I believe that if an instructor truly enjoys what he or she is doing, and is enthusiastic and excited about the subject, then that enthusiasm can be infectious and with any luck many of the student’s will catch it too. Also, the best teachers I’ve had had a gift for knowing just how much information to give and how much to ask the student to find out. I don’t think I have that gift, but it is something I continually work on. The key is to help students get excited themselves about the subject, to want to learn more, to push beyond what is covered in the classroom.

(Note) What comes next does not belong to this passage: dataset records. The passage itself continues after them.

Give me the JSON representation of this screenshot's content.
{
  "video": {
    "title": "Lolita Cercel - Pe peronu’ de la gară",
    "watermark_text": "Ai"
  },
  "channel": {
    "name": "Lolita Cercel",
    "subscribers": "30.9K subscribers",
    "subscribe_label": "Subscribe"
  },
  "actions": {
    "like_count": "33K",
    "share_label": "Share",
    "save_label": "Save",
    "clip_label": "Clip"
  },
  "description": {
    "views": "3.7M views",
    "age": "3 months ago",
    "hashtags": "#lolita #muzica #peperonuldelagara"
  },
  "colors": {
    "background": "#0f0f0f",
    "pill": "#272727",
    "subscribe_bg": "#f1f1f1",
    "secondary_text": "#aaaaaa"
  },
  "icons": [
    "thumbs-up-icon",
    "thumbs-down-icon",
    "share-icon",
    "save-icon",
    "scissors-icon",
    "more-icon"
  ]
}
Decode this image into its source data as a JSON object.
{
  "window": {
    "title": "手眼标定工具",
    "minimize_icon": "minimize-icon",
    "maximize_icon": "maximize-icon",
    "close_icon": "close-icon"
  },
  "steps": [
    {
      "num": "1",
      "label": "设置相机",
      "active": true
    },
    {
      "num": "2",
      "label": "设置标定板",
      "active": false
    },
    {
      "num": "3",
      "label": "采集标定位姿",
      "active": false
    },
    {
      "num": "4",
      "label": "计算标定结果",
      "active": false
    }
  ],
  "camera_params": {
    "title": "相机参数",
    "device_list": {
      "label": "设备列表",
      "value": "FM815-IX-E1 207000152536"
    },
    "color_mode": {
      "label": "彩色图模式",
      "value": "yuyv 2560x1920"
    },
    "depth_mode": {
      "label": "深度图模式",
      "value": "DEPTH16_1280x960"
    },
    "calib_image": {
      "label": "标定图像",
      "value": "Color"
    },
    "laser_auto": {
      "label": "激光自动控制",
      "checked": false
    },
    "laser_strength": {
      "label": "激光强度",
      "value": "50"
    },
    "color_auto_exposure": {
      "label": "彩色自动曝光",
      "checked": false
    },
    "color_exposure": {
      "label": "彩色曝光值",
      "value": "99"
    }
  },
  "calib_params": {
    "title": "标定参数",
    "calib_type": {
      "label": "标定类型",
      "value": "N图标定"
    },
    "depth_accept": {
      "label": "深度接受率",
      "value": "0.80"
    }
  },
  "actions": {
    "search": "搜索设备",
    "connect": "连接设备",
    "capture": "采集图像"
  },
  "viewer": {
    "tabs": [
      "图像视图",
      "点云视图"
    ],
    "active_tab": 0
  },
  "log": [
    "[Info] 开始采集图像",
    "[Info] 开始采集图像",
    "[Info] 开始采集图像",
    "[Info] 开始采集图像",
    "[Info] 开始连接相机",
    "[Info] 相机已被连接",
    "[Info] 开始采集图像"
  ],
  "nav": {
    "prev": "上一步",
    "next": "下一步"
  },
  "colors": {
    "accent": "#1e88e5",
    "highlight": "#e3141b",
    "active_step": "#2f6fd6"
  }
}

I feel privileged to teach at a liberal arts institution because I strongly believe in the value of a liberal arts education. Yes, we want to help develop competent computer scientists but we also want to have our students know that there is far more to life than being able to move bits and bytes hither and yon. As a liberal arts school, we at Carroll College believe in the practical role of preparing its students for a career, but we also support the traditional role of providing for the expansion of the intellectual, imaginative, and social awareness of its students.
I believe students learn best by doing. Thus all of my computing classes are lab based with heavy programming assignments. Receive an assignment, think about it, work on it, get some help, think some more, and go again. My lecture classes emphasize demonstrations, student involvement, and just a bit of what I think is brilliant humor; a feeling generally not reciprocated by the students, at least if groans are any indication.
Mathematics, computing, and computers are fascinating, practical, and fun. My hope is that I can pass on the enthusiasm and love I have for mathematics and computing to my students. I want the excitement I still feel for these two subjects to become infectious and be caught by many of my students, so that they may experience mathematics and computing as not a dry, technical, boring subject, but a living, vital, exciting, practical, and totally absorbing subject that can bring them a great sense of enjoyment and satisfaction and accomplishment. I want them to not avoid a challenge, or be leery of it, but want to try it, want to test their wings, want to experience the joy and satisfaction of solving a difficult problem or getting a particularly recalcitrant program to run correctly and efficiently.
Students are all different. A teacher who respects his or her students is better able to help them learn and succeed. And respect is part of the Catholic liberal arts tradition of Carroll College.